La nuova vita di Silvia Romano: sarà la “testimonial” per l’islam

Ora Silvia Romano scende in campo per combattere e contrastare l’islamofobia: per la cooperante rapita in Kenya e tenuta prigioniera in Somalia per un anno e mezzo è giunto il momento di tornare a condurre una vita “normale” e perciò ha deciso di essere in prima linea per promuovere un progetto europeo dal nome “YES – Youth Empowerment Support for Muslim communities”.

La 24enne milanese è così pronta a impegnarsi per il sociale sposando la causa del progetto in questione, co-finanziato dalla Commissione europea e realizzato dalle associazioni Fondazione L’Albero della Vita, Le réseau e Progetto Aisha.

Stando a quanto riportato da La Repubblica, Silvia nei prossimi mesi si dedicherà all’iniziativa che punta a coinvolgere alcuni giovani rappresentanti della comunità islamica “che saranno impegnati in attività di supporto alle vittime di islamofobia“. Tra gli otto giovani lombardi selezionati – con il ruolo di “Master equity defender” – è spuntato anche il profilo della ragazza; il loro principale compito sarà quello di raccogliere le segnalazioni di casi di islamofobia e denunce, fornendo alle vittime un supporto di tipo psicologico ed eventualmente anche legale.

“Un’Europa più inclusiva”

Come si legge in un post pubblicato sul profilo Facebook dell’associazione “Progetto Aisha”, la volontà è quella di “poter contribuire a sensibilizzare l’opinione pubblica su un tema che raramente viene trattato dai media e che invece ha un impatto quotidiano specialmente sulla vita delle donne musulmane del nostro Paese“. Il progetto coinvolge anche altri attori del settore pubblico, privato, profit e no-profit principalmente in Italia. I principali obiettivi previsti sono la sensibilizzazione e il coinvolgimento dei giovani nella lotta contro l’islamofobia, l’acquisizione di competenze e strumenti efficaci nel nostro Paese e in Europa, lo scambio di esperienze e buone pratiche tra i giovani a livello europeo.

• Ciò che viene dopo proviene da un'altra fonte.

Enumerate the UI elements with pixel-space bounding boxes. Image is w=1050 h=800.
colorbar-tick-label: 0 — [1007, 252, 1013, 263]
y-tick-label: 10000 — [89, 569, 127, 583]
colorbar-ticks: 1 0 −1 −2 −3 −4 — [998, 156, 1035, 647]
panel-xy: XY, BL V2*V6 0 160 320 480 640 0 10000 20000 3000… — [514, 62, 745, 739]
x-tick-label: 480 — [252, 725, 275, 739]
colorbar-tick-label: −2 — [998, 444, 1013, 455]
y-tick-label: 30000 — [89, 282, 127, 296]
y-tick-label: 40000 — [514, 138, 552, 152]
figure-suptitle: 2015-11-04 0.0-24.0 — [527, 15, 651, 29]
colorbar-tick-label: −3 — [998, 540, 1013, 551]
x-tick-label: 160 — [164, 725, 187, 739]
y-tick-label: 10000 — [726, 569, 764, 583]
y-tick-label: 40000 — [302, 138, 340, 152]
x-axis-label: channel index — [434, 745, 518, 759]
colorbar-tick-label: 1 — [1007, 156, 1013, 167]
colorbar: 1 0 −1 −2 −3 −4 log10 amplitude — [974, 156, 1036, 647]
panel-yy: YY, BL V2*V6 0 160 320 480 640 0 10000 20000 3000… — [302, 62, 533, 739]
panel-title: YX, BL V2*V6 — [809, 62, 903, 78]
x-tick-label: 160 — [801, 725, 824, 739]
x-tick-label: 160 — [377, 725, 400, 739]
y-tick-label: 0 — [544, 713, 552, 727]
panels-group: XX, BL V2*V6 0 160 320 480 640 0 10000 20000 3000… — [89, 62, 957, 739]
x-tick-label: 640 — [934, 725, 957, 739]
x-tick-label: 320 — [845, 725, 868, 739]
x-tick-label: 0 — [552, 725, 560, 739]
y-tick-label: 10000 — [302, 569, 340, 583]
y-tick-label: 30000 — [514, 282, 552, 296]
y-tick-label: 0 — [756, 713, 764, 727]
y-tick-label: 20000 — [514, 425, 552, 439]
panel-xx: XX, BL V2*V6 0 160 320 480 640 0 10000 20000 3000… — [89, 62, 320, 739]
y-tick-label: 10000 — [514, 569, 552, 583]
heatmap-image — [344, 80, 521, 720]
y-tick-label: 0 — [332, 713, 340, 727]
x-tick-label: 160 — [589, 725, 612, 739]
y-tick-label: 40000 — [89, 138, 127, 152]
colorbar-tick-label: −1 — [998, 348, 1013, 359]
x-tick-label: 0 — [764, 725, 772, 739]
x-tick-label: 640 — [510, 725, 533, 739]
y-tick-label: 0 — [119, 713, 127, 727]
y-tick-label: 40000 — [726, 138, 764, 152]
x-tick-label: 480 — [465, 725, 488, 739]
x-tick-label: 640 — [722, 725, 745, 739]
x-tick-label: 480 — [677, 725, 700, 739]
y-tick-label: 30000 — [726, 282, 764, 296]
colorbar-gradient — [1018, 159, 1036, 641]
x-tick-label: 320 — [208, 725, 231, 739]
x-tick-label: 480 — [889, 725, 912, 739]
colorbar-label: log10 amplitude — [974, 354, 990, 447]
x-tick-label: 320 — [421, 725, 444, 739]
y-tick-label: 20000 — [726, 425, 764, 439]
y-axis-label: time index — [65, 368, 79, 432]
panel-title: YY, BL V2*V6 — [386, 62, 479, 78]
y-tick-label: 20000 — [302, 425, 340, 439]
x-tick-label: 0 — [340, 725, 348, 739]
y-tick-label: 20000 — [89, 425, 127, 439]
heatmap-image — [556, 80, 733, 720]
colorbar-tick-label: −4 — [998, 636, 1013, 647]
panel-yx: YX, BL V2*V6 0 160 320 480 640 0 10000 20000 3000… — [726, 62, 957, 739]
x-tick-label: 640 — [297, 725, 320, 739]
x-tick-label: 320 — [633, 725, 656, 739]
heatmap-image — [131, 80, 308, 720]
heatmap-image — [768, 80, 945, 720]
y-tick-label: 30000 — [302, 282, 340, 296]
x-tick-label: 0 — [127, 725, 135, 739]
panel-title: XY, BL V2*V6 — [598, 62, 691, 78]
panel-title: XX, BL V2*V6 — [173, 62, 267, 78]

La partnership a cui ha aderito Silvia Romano ha lo scopo di creare un ambiente favorevole per la promozione della diversità culturale e per ridurre la diffusione degli stereotipi: “Senza una grande consapevolezza della società civile, nessun tentativo di aumentare l’integrazione, il reporting e l’applicazione della legge può essere realizzato”. In tal modo si vogliono anche prevenire i fattori di rischio e promuovere i fattori protettivi per le comunità: “È sicuramente una soluzione per mitigare il problema principale che le comunità musulmane affrontano attualmente”. Infine vi è l’intento pure di gettare le basi per dare vita a nuovi progetti, pianificati dai partner e da tutte le parti interessate, “creando nuove opportunità per costruire un’Europa più inclusiva”.